Ian Lee: I completely agree that residential homes is the principal and most important vehicle of wealth creation. But young people are remarkably resilient and creative. We’ve seen the emergence of parents as lenders – I call it “the bank of mom and dad”. We’re seeing a lot of young people coming in with up to $100,000 down payments from their moms and dads. This is why, even though what they did in Toronto and Vancouver to make prices expensive was terrible failed policy but it did not cause a precipitant decline in home ownership.

So, you are not expecting emergence of an under class in Canada who will work at minimum wages and won’t be able to afford anything?

Ian Lee: When I came out of high school, I was in the bottom class. Over the years, you go up into the middle class. It’s not a static society like in the Soviet Union. Not everybody is mobile – the least amount of mobility is among the poor and the rich. But there is a lot more mobility in the lower-middle, middle-middle, and upper-middle classes over a lifetime.

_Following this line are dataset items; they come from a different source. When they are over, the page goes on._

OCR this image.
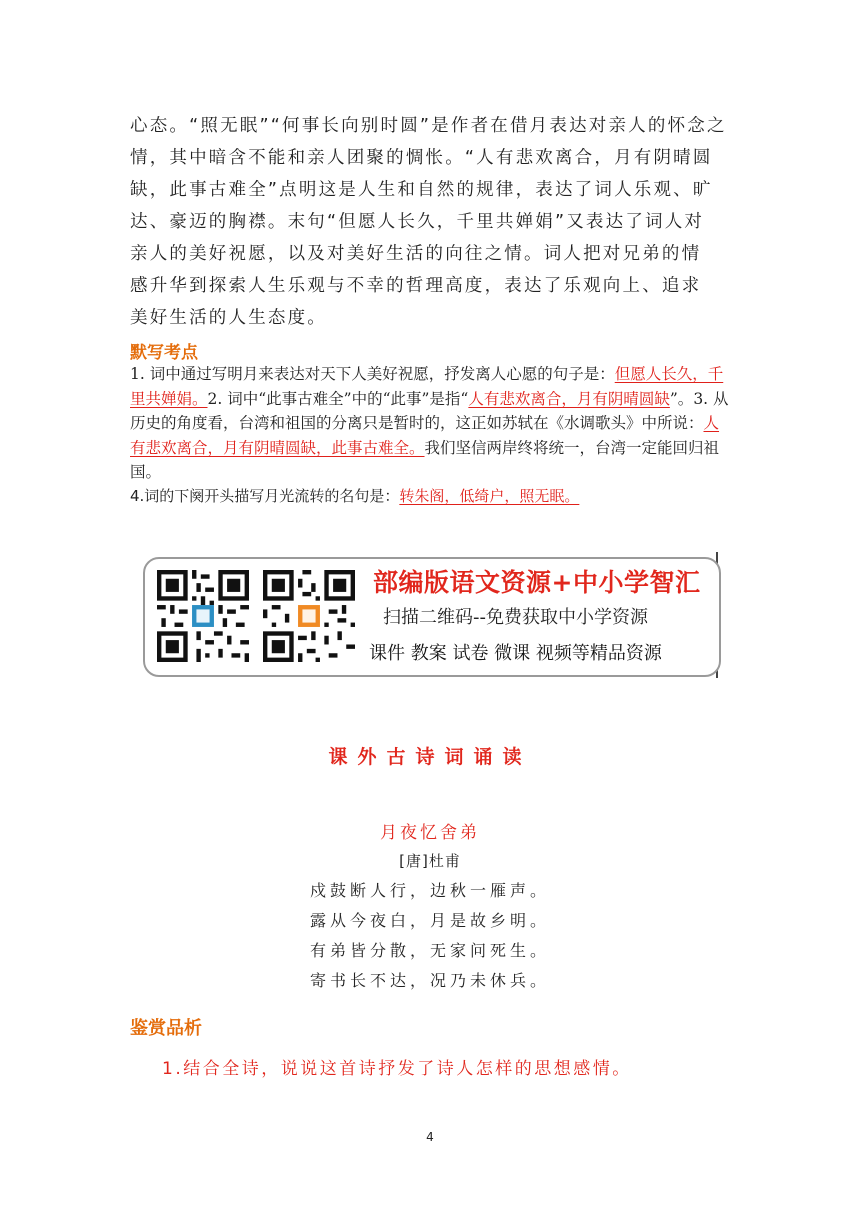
心态。“照无眠”“何事长向别时圆”是作者在借月表达对亲人的怀念之
情，其中暗含不能和亲人团聚的惆怅。“人有悲欢离合，月有阴晴圆
缺，此事古难全”点明这是人生和自然的规律，表达了词人乐观、旷
达、豪迈的胸襟。末句“但愿人长久，千里共婵娟”又表达了词人对
亲人的美好祝愿，以及对美好生活的向往之情。词人把对兄弟的情
感升华到探索人生乐观与不幸的哲理高度，表达了乐观向上、追求
美好生活的人生态度。
默写考点
1. 词中通过写明月来表达对天下人美好祝愿，抒发离人心愿的句子是：但愿人长久，千里共婵娟。2. 词中“此事古难全”中的“此事”是指“人有悲欢离合，月有阴晴圆缺”。3. 从历史的角度看，台湾和祖国的分离只是暂时的，这正如苏轼在《水调歌头》中所说：人有悲欢离合，月有阴晴圆缺，此事古难全。我们坚信两岸终将统一，台湾一定能回归祖国。
4.词的下阕开头描写月光流转的名句是：转朱阁，低绮户，照无眠。
部编版语文资源+中小学智汇
扫描二维码--免费获取中小学资源
课件 教案 试卷 微课 视频等精品资源
课外古诗词诵读
月夜忆舍弟
[唐]杜甫
戍鼓断人行，边秋一雁声。
露从今夜白，月是故乡明。
有弟皆分散，无家问死生。
寄书长不达，况乃未休兵。
鉴赏品析
1.结合全诗，说说这首诗抒发了诗人怎样的思想感情。
4
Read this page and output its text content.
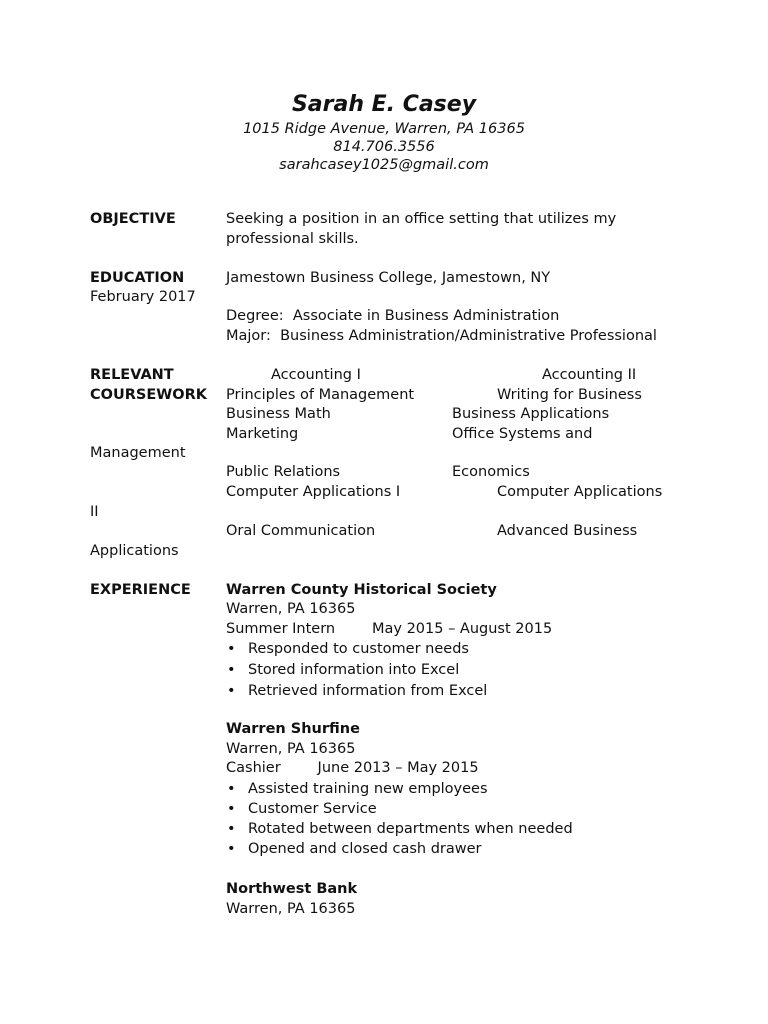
Sarah E. Casey
1015 Ridge Avenue, Warren, PA 16365
814.706.3556
sarahcasey1025@gmail.com
OBJECTIVE	Seeking a position in an office setting that utilizes my
professional skills.
EDUCATION
February 2017
Jamestown Business College, Jamestown, NY
Degree:  Associate in Business Administration
Major:  Business Administration/Administrative Professional
RELEVANT
COURSEWORK
Accounting I	Accounting II
Principles of Management	Writing for Business
Business Math	Business Applications
Marketing	Office Systems and
Management
Public Relations	Economics
Computer Applications I	Computer Applications
II
Oral Communication	Advanced Business
Applications
EXPERIENCE Warren County Historical Society
Warren, PA 16365
Summer Intern        May 2015 – August 2015
• Responded to customer needs
• Stored information into Excel
• Retrieved information from Excel
Warren Shurfine
Warren, PA 16365
Cashier        June 2013 – May 2015
• Assisted training new employees
• Customer Service
• Rotated between departments when needed
• Opened and closed cash drawer
Northwest Bank
Warren, PA 16365
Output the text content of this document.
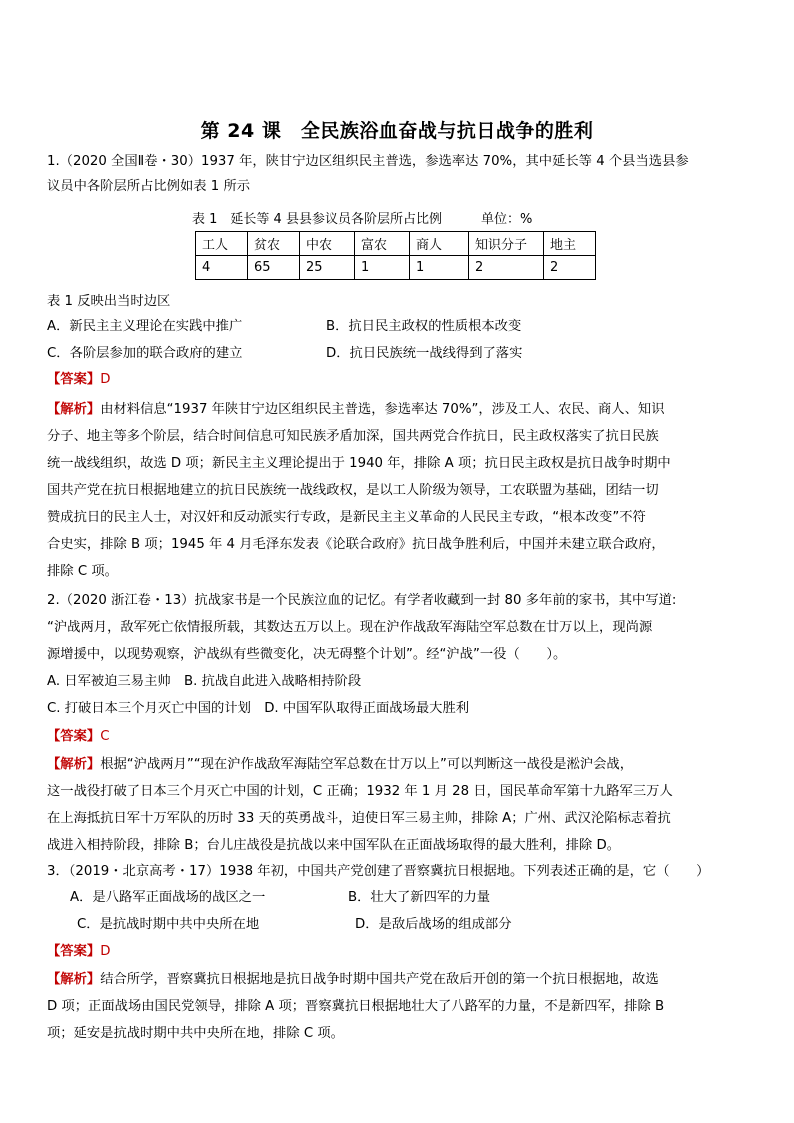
第 24 课　全民族浴血奋战与抗日战争的胜利
1.（2020 全国Ⅱ卷・30）1937 年，陕甘宁边区组织民主普选，参选率达 70%，其中延长等 4 个县当选县参
议员中各阶层所占比例如表 1 所示
表 1　延长等 4 县县参议员各阶层所占比例　　　单位：%
工人	贫农	中农	富农	商人	知识分子	地主
4	65	25	1	1	2	2
表 1 反映出当时边区
A．新民主主义理论在实践中推广	B．抗日民主政权的性质根本改变
C．各阶层参加的联合政府的建立	D．抗日民族统一战线得到了落实
【答案】D
【解析】由材料信息“1937 年陕甘宁边区组织民主普选，参选率达 70%”，涉及工人、农民、商人、知识
分子、地主等多个阶层，结合时间信息可知民族矛盾加深，国共两党合作抗日，民主政权落实了抗日民族
统一战线组织，故选 D 项；新民主主义理论提出于 1940 年，排除 A 项；抗日民主政权是抗日战争时期中
国共产党在抗日根据地建立的抗日民族统一战线政权，是以工人阶级为领导，工农联盟为基础，团结一切
赞成抗日的民主人士，对汉奸和反动派实行专政，是新民主主义革命的人民民主专政，“根本改变”不符
合史实，排除 B 项；1945 年 4 月毛泽东发表《论联合政府》抗日战争胜利后，中国并未建立联合政府，
排除 C 项。
2.（2020 浙江卷・13）抗战家书是一个民族泣血的记忆。有学者收藏到一封 80 多年前的家书，其中写道:
“沪战两月，敌军死亡依情报所载，其数达五万以上。现在沪作战敌军海陆空军总数在廿万以上，现尚源
源增援中，以现势观察，沪战纵有些微变化，决无碍整个计划”。经“沪战”一役（　　）。
A. 日军被迫三易主帅　B. 抗战自此进入战略相持阶段
C. 打破日本三个月灭亡中国的计划　D. 中国军队取得正面战场最大胜利
【答案】C
【解析】根据“沪战两月”“现在沪作战敌军海陆空军总数在廿万以上”可以判断这一战役是淞沪会战，
这一战役打破了日本三个月灭亡中国的计划，C 正确；1932 年 1 月 28 日，国民革命军第十九路军三万人
在上海抵抗日军十万军队的历时 33 天的英勇战斗，迫使日军三易主帅，排除 A；广州、武汉沦陷标志着抗
战进入相持阶段，排除 B；台儿庄战役是抗战以来中国军队在正面战场取得的最大胜利，排除 D。
3．（2019・北京高考・17）1938 年初，中国共产党创建了晋察冀抗日根据地。下列表述正确的是，它（　　）
A．是八路军正面战场的战区之一	B．壮大了新四军的力量
C．是抗战时期中共中央所在地	D．是敌后战场的组成部分
【答案】D
【解析】结合所学，晋察冀抗日根据地是抗日战争时期中国共产党在敌后开创的第一个抗日根据地，故选
D 项；正面战场由国民党领导，排除 A 项；晋察冀抗日根据地壮大了八路军的力量，不是新四军，排除 B
项；延安是抗战时期中共中央所在地，排除 C 项。
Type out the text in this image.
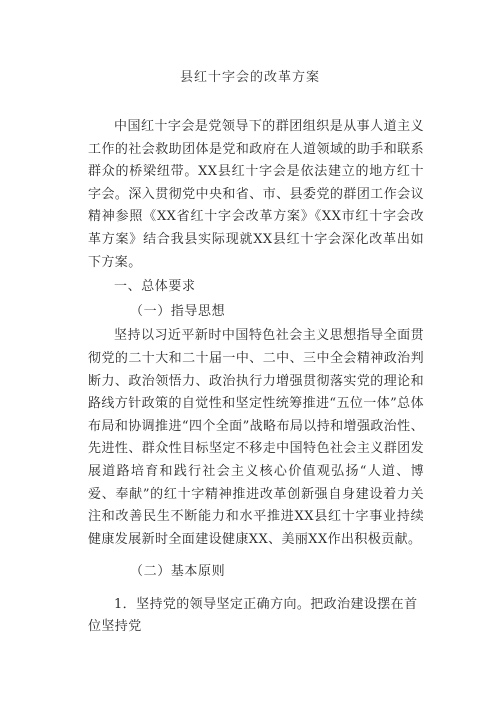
县红十字会的改革方案

中国红十字会是党领导下的群团组织是从事人道主义工作的社会救助团体是党和政府在人道领域的助手和联系群众的桥梁纽带。XX县红十字会是依法建立的地方红十字会。深入贯彻党中央和省、市、县委党的群团工作会议精神参照《XX省红十字会改革方案》《XX市红十字会改革方案》结合我县实际现就XX县红十字会深化改革出如下方案。

一、总体要求

（一）指导思想

坚持以习近平新时中国特色社会主义思想指导全面贯彻党的二十大和二十届一中、二中、三中全会精神政治判断力、政治领悟力、政治执行力增强贯彻落实党的理论和路线方针政策的自觉性和坚定性统筹推进“五位一体”总体布局和协调推进“四个全面”战略布局以持和增强政治性、先进性、群众性目标坚定不移走中国特色社会主义群团发展道路培育和践行社会主义核心价值观弘扬“人道、博爱、奉献”的红十字精神推进改革创新强自身建设着力关注和改善民生不断能力和水平推进XX县红十字事业持续健康发展新时全面建设健康XX、美丽XX作出积极贡献。

（二）基本原则

1．坚持党的领导坚定正确方向。把政治建设摆在首位坚持党
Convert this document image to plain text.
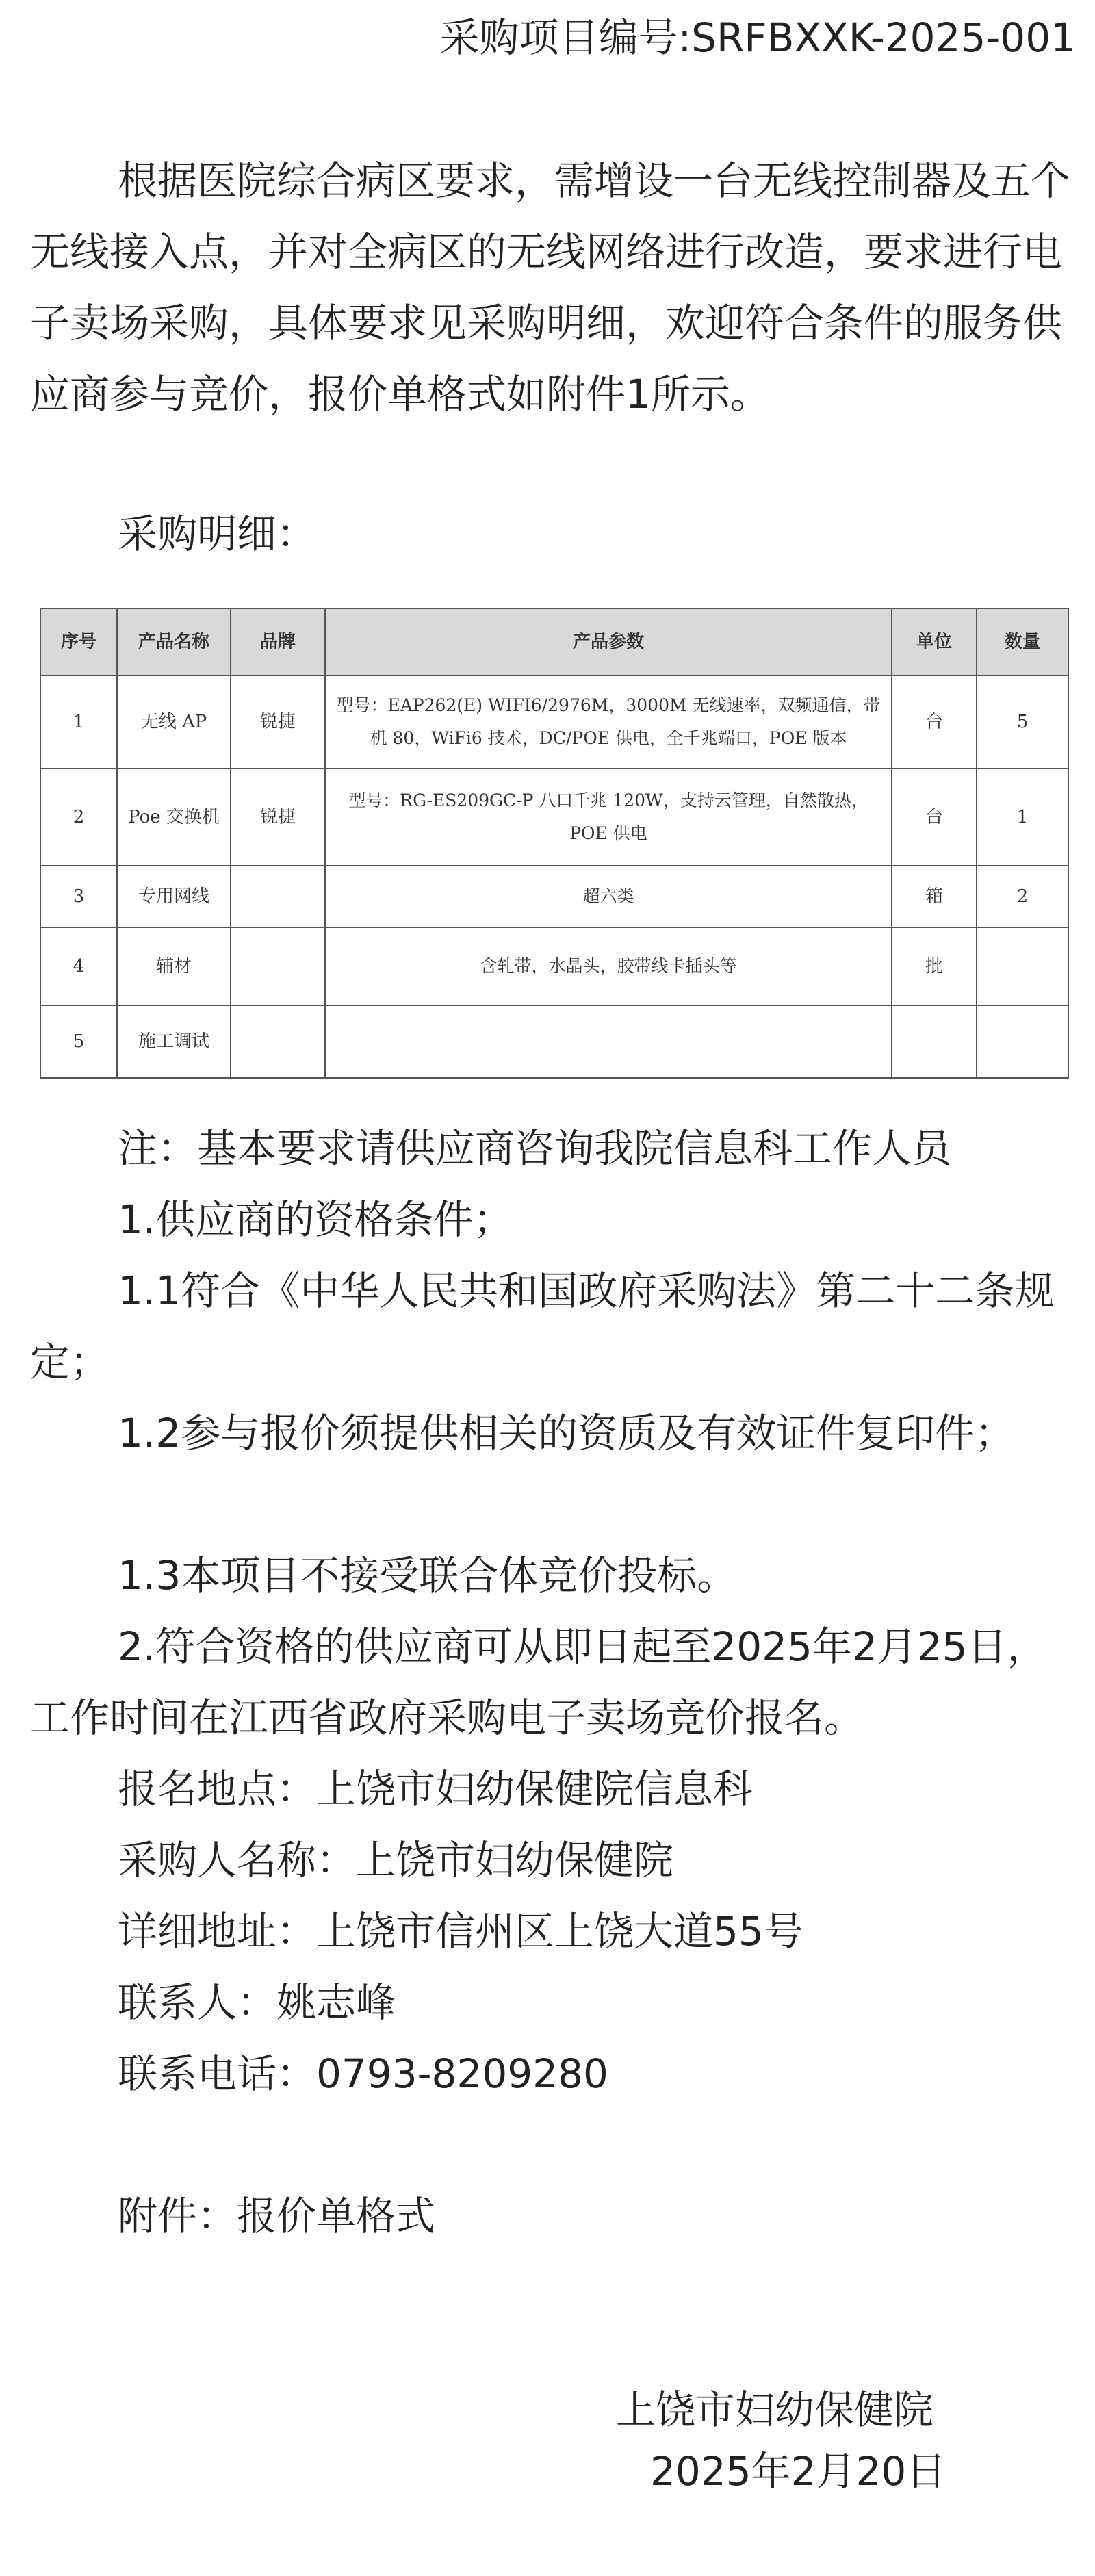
采购项目编号:SRFBXXK-2025-001

根据医院综合病区要求，需增设一台无线控制器及五个无线接入点，并对全病区的无线网络进行改造，要求进行电子卖场采购，具体要求见采购明细，欢迎符合条件的服务供应商参与竞价，报价单格式如附件1所示。

采购明细：
序号	产品名称	品牌	产品参数	单位	数量
1	无线 AP	锐捷	型号：EAP262(E) WIFI6/2976M，3000M 无线速率，双频通信，带机 80，WiFi6 技术，DC/POE 供电，全千兆端口，POE 版本	台	5
2	Poe 交换机	锐捷	型号：RG-ES209GC-P 八口千兆 120W，支持云管理，自然散热，POE 供电	台	1
3	专用网线		超六类	箱	2
4	辅材		含轧带，水晶头，胶带线卡插头等	批	
5	施工调试				
注：基本要求请供应商咨询我院信息科工作人员
1.供应商的资格条件；

1.1符合《中华人民共和国政府采购法》第二十二条规定；

1.2参与报价须提供相关的资质及有效证件复印件；

1.3本项目不接受联合体竞价投标。

2.符合资格的供应商可从即日起至2025年2月25日，工作时间在江西省政府采购电子卖场竞价报名。

报名地点：上饶市妇幼保健院信息科
采购人名称：上饶市妇幼保健院
详细地址：上饶市信州区上饶大道55号
联系人：姚志峰
联系电话：0793-8209280
附件：报价单格式
上饶市妇幼保健院
2025年2月20日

And you are not expecting that going forward this mobility will decline?

Ian Lee: No. I am expecting the opposite because we’re becoming more affluent, again, contrary to this urban myth. I think Canada, of all the countries that I have been to, is one of the two countries that I am most optimistic about in the sense of their economic growth and development. The other one is Germany. The number of Canadians below the poverty line has declined steadily for 60 years and now is at its lowest level, 8.8% of the population. The reason for that is our income redistribution – we have a very progressive income tax system and a myriad of programs that most people don’t even know exist in their own country. And we have one of the most highly educated populations of the OECD countries.


* Dr. Paul Kershaw of University of British Columbia, School of Population & Public Health, Founder of Generation Squeeze, had this to say about this comment:

“Nope, I don’t cherry pick data in my lab at the University of BC. Tenured profs are driven by the data.”

The most recent data by Statistics Canada for Ontario, provided by Dr. Kershaw (Custom table C856285), which report median earnings for 25-34 year-olds in Ontario (adjusted for inflation, in 2016$) show that median earnings are down over $5,000 by comparison with the average reported for the period 1976-1980; and down over $9,000 if compared to 1976.

Dr. Kershaw: “Generally, we compare earnings now relative to 1976’ish, because that’s comparing earnings for young people today with the earnings of today’s aging population when they were young. In that study, we were also looking at trends that coincided with different governments. Since 2003, median earnings are down $1,200 in Ontario. We chose that year because it is when the Ontario Liberals came to power.”